Vanderpool urged runners to abstain from drug and alcohol use, emphasizing that both have the potential to numb students’ ability to feel frostbite’s warning signs, which include tingling limbs and dizziness.

“Friends might not be able to distinguish your odd behavior from that of a drunken person,” Vanderpool said.

Some students said they’d had second thoughts about the midnight streak after hearing the frostbite warnings, but most said they plan to run anyway.

Mike Tucci ’06 said he passed on the run last year and was looking forward to taking the plunge this year.

“I’m 75 percent sure that I’ll run this year,” Tucci said while trying to warm his trembling hands in the fierce wind.

He added that he’s more focused on the doom inherent in looming test dates than on that whipping through the frosty air.

“I can handle the cold,” he said. “It’s finals that I’m worried about.”

After the recent rash of gropings on Harvard’s campus—including one in the Yard—some students expressed concern that the spectacle might draw further incidents.

Harvard University Police Department (HUPD) spokesperson, Steven G. Catalano, wouldn’t comment on how many officers will patrol the area.

“Our hopes are that the sub-zero temperature will keep students from taking part in this tradition,” Catalano said.

In the Houses

The recent dip in the weather has prompted dozens of students to post complaints over open e-mail lists about insufficient heating in the Houses.

The Mather House open e-mail list, in particular, has experienced an avalanche of complaints from students who say they’re so cold they wear coats and mittens while studying in their rooms–and even while eating at the dining hall.

“I saw many people eating with their coats on,” said Julio E. Guzman ’05, a Mather resident who for the past few days has noticed a thin coat of ice spreading across his window. “It’s not cold in my room anymore, but in the communal areas it’s still chilly.”

Mather House superintendent Miguel Castillos said that he was initially unaware of the problem because students posting complaints on the open e-mail list did not call his office with reports.

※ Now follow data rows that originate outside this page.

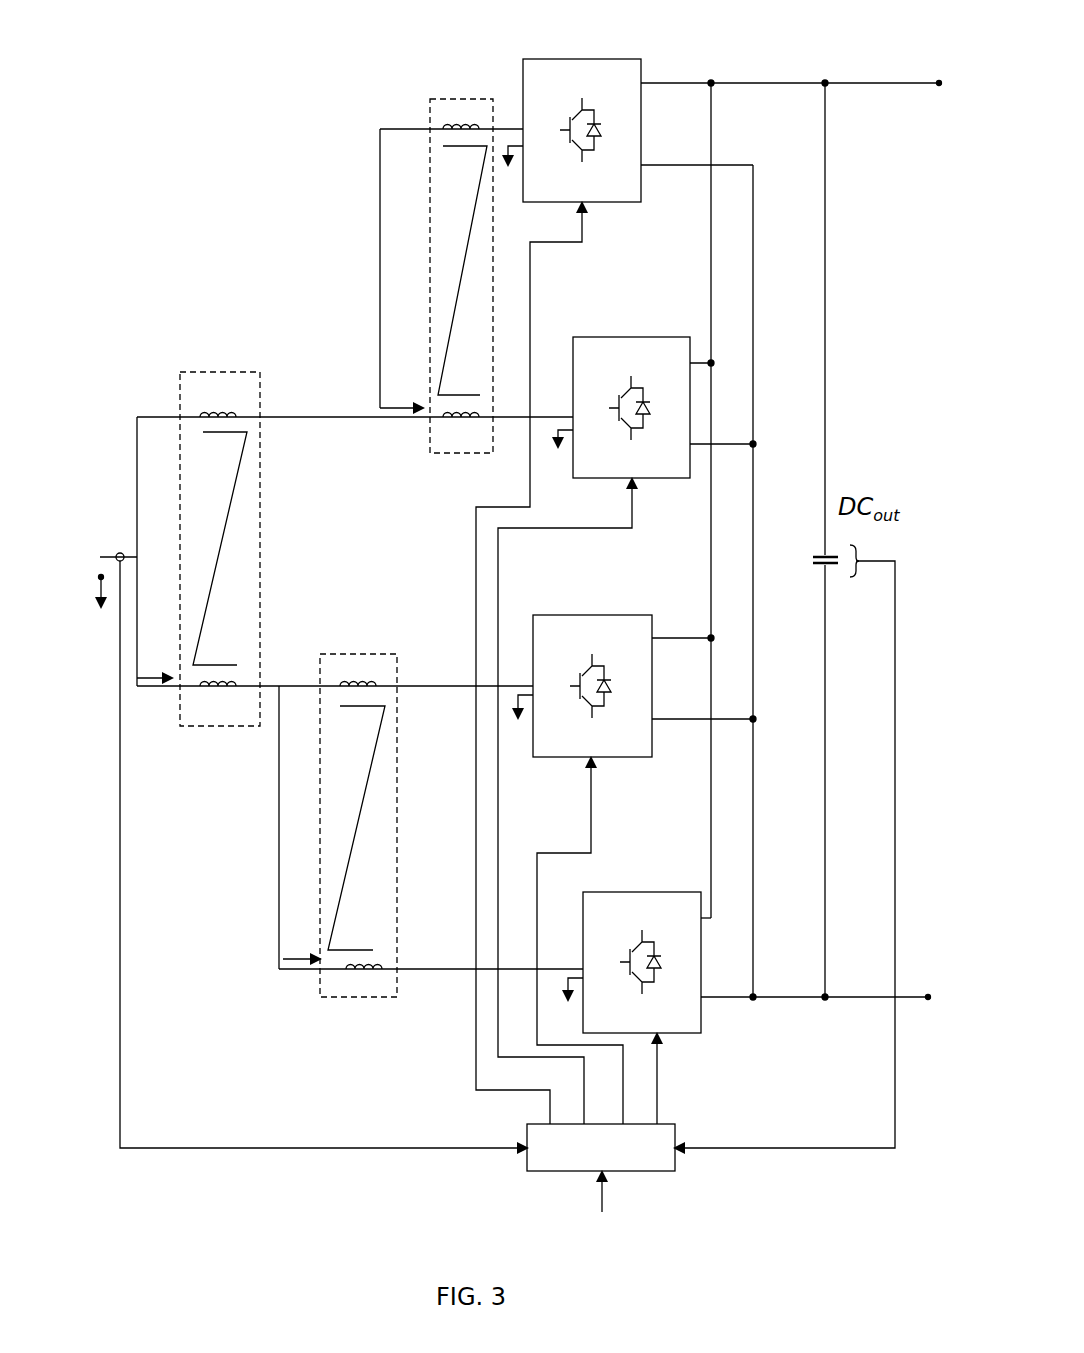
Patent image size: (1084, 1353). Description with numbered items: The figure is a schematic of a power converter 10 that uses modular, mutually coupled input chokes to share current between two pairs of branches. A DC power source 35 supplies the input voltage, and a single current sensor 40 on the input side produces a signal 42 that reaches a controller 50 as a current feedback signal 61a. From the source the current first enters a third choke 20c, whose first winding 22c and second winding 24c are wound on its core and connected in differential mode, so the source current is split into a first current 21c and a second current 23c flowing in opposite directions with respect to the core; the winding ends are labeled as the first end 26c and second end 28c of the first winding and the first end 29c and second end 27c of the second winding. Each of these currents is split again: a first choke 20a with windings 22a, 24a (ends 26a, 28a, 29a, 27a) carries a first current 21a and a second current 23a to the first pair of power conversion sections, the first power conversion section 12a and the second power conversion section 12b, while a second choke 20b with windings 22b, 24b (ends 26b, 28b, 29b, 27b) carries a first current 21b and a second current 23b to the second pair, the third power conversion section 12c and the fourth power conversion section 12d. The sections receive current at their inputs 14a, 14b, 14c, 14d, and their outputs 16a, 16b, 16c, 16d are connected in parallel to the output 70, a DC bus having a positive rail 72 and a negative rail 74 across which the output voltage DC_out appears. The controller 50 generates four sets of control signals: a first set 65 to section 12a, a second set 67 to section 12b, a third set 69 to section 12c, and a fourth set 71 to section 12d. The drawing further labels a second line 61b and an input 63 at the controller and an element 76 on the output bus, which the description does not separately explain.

The power converter 10 is at (327, 55).
The first power conversion section 12a is at (643, 891).
The second power conversion section 12b is at (587, 614).
The third power conversion section 12c is at (625, 336).
The fourth power conversion section 12d is at (578, 58).
The cell input 14a is at (570, 955).
The cell input 14b is at (528, 672).
The cell input 14c is at (568, 400).
The cell input 14d is at (518, 120).
The cell output 16a is at (708, 928).
The cell output 16b is at (663, 626).
The cell output 16c is at (695, 338).
The cell output 16d is at (653, 72).
The first choke 20a is at (352, 653).
The second choke 20b is at (440, 98).
The third choke 20c is at (214, 371).
The first current 21a is at (300, 948).
The first current 21b is at (400, 405).
The first current 21c is at (160, 675).
The first winding 22a is at (362, 980).
The first winding 22b is at (455, 430).
The first winding 22c is at (215, 700).
The second current 23a is at (305, 678).
The second current 23b is at (422, 126).
The second current 23c is at (158, 412).
The second winding 24a is at (355, 708).
The second winding 24b is at (460, 148).
The second winding 24c is at (215, 434).
The first end of first winding 26a is at (315, 980).
The first end of first winding 26b is at (425, 425).
The first end of first winding 26c is at (170, 698).
The second end of second winding 27a is at (410, 680).
The second end of second winding 27b is at (515, 120).
The second end of second winding 27c is at (272, 425).
The second end of first winding 28a is at (400, 980).
The second end of first winding 28b is at (503, 425).
The second end of first winding 28c is at (265, 698).
The first end of second winding 29a is at (315, 670).
The first end of second winding 29b is at (425, 138).
The first end of second winding 29c is at (170, 428).
The power source 35 is at (95, 530).
The current sensor 40 is at (120, 545).
The signal 42 is at (120, 1015).
The controller 50 is at (653, 1172).
The current feedback signal 61a is at (345, 1149).
The controller input line 61b is at (797, 1149).
The controller input 63 is at (600, 1200).
The first set of control signals 65 is at (660, 1092).
The second set of control signals 67 is at (625, 1075).
The third set of control signals 69 is at (580, 1075).
The fourth set of control signals 71 is at (495, 1091).
The output 70 is at (900, 75).
The positive rail 72 is at (857, 82).
The negative rail 74 is at (860, 998).
The output capacitor 76 is at (818, 570).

Castillos said that he attributes most of the heating issues in Mather to the single-pane glass windows, a feature that Mather shares with Leverett Towers.

Leverett House superintendent Paul J. Hegarty agreed that the sprawling windows tend to allow cold air in, and advised students to keep curtains shut.

According to Hegarty, the University has a policy which dictates that housing must be kept at a room temperature of 68 degrees during the day and 64 degrees at night.

House superintendents are first in command when it comes to addressing heating problems, and they say that the source of complaints can often be remedied at an individual level–rarely, they say, does the heating conflict arise from a system-wide failure.

Improperly closed windows, blocked radiators and incorrect use of the heater dials are common culprits, Hegarty said.

“If it does appear to be a mechanical problem,” Hegarty said, adding that he only received three calls yesterday, “we call the Control Center.”

The Control Center is the part of University Operations Services in charge of responding to room emergencies 24 hours a day.

Director of Building Maintenance and Operations Jay M. Phillips estimated yesterday that Harvard spends close to a million a dollars a month on heating operations.

Phillips said that providing double-pane windows for Mather residents is on their agenda.

Echoing many students’ sentiments, Phillips said that the current extreme temperatures have prompted a larger number of problems than ordinary, even for this time of year.

“This is a really tough time,” Phillips said.